Though marketers may believe that leveraging new media and optimizing traditional media have reached some level of parity, Kimmel told the crowd that we're not there yet: The prevailing winds are still blowing offline, he said: Nearly 90 percent of advertising spend remains offline, and nearly 80 percent of marketing consumption still occurs there. In short, offline still carries significant impact -- especially television, which represents the top slice of that offline pie. And the offline behemoth even impacts the burgeoning online space, with 35 percent of online search driven by what people see on TV, according to Kimmel. Still, the game has changed: Even though the industry as a whole has become more conservative in its spending, the opportunity to leverage media has increased as air time and print costs have begun to drop.
Moreover, Kimmel added, while statistics say that consumers ignore many of the 5,000 messages that marketers pummel them with each day, not all advertising is irrelevant. “The idea that the only thing they’ll believe is their friends just isn’t true,” he said. Well-tailored messages that hit your target consumer are more than likely going to pique her interest.
Perhaps more reassuring to a marketer is to know that it’s “OK to ‘push’ a little,” Kimmel said. It's unrealistic to believe that the only acceptable practice is to wait for the customer, he added -- and what's more, marketers don’t have time to wait. “We have quarterly earnings to make, companies to save, families to feed,” he said.
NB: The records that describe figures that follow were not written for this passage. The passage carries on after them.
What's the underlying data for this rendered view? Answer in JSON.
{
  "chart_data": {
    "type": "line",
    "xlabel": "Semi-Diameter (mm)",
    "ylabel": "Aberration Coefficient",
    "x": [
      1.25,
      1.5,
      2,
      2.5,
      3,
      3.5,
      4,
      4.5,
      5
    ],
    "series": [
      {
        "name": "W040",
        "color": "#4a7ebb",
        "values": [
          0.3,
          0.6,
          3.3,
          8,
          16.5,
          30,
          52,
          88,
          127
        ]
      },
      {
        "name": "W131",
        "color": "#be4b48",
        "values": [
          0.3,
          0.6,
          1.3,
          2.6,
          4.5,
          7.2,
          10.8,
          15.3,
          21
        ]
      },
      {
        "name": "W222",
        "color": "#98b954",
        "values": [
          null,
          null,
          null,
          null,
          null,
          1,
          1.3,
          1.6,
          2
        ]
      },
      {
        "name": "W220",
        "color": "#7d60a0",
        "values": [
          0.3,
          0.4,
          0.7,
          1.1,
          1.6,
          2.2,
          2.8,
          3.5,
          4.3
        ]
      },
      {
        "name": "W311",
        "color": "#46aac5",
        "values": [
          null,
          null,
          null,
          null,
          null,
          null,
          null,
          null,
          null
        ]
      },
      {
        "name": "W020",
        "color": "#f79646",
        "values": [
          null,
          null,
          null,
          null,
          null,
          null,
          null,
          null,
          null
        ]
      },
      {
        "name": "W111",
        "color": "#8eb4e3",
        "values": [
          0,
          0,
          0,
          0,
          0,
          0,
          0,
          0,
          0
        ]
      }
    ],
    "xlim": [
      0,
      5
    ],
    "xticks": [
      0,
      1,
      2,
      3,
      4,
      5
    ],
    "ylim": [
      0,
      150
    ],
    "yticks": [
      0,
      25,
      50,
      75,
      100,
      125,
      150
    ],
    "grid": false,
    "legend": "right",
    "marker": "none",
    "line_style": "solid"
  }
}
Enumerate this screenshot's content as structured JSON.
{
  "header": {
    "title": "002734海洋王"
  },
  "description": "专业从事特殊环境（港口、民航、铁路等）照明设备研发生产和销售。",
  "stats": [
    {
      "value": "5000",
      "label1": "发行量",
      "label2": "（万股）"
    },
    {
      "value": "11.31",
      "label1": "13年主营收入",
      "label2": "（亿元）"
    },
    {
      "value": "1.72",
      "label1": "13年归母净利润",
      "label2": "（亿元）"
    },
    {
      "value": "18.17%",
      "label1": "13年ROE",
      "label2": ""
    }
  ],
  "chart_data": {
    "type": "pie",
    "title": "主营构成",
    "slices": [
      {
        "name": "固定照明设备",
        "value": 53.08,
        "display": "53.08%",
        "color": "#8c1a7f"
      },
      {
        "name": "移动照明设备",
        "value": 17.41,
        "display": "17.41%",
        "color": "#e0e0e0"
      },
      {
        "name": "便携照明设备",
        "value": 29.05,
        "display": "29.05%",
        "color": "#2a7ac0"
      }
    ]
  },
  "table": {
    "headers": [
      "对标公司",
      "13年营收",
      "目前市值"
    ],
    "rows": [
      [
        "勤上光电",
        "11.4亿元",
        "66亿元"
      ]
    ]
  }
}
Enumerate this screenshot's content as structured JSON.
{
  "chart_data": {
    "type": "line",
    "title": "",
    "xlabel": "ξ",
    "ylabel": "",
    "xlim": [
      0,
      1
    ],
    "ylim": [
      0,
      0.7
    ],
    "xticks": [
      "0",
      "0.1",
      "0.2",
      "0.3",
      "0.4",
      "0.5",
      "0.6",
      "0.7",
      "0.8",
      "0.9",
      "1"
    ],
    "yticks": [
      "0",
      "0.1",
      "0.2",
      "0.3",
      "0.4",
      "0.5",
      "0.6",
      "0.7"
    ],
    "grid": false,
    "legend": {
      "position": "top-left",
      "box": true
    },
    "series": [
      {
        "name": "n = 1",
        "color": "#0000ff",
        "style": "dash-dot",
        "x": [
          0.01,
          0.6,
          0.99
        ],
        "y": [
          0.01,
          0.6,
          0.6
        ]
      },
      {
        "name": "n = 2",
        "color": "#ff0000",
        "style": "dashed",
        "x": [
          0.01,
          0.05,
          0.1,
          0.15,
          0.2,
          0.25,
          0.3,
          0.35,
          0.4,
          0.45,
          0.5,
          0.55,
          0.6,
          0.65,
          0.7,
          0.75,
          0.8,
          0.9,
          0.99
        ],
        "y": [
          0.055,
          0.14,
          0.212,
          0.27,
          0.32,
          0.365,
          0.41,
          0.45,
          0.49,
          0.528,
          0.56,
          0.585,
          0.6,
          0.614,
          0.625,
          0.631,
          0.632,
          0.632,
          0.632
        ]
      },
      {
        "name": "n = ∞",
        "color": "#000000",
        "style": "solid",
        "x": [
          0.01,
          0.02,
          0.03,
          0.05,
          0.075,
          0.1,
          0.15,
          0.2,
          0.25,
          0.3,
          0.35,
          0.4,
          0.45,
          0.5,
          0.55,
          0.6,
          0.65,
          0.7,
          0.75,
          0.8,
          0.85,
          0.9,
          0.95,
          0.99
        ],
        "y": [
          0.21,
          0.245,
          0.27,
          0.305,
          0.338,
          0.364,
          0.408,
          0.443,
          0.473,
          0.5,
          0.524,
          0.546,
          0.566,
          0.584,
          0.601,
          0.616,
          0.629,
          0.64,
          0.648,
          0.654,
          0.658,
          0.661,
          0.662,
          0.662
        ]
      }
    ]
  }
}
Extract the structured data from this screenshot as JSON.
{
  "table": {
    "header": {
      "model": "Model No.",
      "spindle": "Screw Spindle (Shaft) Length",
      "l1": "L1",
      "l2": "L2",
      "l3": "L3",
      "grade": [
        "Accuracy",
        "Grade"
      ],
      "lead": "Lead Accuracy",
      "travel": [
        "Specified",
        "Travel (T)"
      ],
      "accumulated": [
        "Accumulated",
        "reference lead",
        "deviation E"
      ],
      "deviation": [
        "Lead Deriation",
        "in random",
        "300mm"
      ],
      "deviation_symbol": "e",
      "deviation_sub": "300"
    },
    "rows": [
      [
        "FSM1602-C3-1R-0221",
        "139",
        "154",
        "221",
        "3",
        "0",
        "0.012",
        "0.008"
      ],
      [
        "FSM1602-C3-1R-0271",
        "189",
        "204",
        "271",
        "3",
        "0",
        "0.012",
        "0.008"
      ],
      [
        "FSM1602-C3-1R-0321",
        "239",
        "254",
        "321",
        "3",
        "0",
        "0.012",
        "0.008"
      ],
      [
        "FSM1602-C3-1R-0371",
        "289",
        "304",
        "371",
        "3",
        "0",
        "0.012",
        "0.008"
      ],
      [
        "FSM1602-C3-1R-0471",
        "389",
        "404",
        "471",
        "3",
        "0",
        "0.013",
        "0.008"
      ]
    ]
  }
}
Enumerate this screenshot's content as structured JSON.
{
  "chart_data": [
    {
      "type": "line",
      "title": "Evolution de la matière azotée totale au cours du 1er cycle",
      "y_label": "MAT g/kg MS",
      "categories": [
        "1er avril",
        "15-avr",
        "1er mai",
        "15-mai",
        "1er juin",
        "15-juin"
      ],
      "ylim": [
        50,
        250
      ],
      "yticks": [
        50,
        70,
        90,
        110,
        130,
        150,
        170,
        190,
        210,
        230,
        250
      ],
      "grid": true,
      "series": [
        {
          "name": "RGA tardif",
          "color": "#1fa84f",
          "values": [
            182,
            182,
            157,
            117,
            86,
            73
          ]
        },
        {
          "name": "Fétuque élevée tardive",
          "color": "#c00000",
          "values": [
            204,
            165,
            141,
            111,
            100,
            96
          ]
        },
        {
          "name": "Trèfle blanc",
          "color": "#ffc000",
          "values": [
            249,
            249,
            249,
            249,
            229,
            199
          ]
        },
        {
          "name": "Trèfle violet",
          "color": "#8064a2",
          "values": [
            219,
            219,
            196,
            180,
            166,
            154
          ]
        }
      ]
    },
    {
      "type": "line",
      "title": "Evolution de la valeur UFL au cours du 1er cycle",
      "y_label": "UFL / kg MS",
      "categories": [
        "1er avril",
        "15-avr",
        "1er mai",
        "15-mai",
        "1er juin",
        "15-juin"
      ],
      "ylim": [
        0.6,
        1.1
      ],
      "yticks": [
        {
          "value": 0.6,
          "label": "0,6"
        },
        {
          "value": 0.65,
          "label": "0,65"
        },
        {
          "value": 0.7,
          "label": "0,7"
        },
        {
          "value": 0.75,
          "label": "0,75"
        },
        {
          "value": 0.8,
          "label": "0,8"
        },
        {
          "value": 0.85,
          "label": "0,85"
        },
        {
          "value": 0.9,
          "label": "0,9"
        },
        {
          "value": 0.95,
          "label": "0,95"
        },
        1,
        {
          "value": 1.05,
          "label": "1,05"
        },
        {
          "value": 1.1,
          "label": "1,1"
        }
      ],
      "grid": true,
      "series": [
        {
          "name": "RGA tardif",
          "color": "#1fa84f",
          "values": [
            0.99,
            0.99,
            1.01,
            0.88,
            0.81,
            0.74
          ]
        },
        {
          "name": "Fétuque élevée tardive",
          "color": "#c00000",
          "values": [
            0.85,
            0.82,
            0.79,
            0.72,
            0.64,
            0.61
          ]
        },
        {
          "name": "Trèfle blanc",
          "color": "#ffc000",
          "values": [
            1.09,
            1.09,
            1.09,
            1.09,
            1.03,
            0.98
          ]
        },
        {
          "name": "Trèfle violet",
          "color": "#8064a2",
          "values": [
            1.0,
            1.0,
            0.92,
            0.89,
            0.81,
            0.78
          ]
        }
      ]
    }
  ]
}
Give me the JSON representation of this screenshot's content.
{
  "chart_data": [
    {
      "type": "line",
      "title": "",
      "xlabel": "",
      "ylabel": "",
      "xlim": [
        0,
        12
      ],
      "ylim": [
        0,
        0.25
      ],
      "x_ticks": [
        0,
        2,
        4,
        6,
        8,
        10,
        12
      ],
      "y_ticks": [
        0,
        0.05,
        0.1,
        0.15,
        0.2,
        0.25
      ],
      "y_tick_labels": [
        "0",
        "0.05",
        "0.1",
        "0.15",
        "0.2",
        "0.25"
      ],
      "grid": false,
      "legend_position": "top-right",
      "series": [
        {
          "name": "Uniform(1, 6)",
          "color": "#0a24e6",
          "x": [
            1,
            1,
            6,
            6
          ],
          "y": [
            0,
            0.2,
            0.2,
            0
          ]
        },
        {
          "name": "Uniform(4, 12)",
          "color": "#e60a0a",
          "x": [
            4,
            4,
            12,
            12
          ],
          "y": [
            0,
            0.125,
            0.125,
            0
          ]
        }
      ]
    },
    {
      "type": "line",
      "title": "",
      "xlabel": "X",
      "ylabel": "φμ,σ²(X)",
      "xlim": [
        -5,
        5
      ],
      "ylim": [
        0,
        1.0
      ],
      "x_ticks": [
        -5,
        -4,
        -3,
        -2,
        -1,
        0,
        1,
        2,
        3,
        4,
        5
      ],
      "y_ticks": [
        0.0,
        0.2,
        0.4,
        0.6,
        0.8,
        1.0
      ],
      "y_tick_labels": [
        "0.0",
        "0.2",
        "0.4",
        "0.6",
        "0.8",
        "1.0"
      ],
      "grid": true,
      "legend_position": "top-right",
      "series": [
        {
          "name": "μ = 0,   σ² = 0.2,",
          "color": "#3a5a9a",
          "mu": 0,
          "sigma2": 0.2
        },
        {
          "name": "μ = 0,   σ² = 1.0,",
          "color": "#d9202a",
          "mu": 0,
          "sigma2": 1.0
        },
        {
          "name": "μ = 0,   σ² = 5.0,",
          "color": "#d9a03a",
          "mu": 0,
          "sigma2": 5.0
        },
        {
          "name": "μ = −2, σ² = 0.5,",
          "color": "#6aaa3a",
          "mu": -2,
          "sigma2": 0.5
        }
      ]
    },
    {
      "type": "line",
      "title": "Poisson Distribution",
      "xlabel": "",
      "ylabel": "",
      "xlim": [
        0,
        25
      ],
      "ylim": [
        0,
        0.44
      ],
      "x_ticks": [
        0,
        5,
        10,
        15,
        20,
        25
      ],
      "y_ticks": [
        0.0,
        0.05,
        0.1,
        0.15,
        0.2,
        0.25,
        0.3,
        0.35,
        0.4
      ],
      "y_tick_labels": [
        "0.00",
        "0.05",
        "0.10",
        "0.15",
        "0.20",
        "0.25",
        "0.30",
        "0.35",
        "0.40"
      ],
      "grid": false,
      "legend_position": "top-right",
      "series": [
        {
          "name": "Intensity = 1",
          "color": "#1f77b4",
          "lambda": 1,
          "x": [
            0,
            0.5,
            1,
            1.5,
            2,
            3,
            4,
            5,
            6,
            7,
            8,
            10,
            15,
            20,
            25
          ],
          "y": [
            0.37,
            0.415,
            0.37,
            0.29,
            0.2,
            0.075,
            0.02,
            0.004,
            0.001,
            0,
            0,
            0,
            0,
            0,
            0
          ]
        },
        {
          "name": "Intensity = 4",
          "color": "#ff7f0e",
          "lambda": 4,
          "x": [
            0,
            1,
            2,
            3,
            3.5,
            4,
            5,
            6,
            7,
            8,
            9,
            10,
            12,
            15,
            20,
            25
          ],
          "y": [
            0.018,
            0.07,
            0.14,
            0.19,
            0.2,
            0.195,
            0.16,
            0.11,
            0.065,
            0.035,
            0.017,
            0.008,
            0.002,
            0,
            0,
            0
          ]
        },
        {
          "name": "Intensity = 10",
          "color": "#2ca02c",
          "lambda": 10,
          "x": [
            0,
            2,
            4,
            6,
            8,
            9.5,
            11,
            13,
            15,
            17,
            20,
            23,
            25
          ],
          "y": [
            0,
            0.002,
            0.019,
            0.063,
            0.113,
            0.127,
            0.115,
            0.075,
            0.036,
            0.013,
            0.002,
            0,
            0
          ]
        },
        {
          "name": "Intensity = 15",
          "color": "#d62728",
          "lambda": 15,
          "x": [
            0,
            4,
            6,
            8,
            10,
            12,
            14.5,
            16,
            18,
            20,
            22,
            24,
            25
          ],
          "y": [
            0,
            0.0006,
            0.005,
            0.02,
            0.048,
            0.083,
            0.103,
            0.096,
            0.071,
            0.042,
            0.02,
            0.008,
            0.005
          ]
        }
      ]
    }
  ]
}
Kimmel admitted that "push" marketing may seem controversial and counterintuitive, but as an example of how “push” leads to success, he cited the impressive sales of two quirky inventions: “Doggy Steps” (mini-stairs for dogs) and “Clever Clasp” (a magnetic jewelry connector), two items that thrived under "push" marketing campaigns because consumers, left to their own devices, might never have stumbled upon them.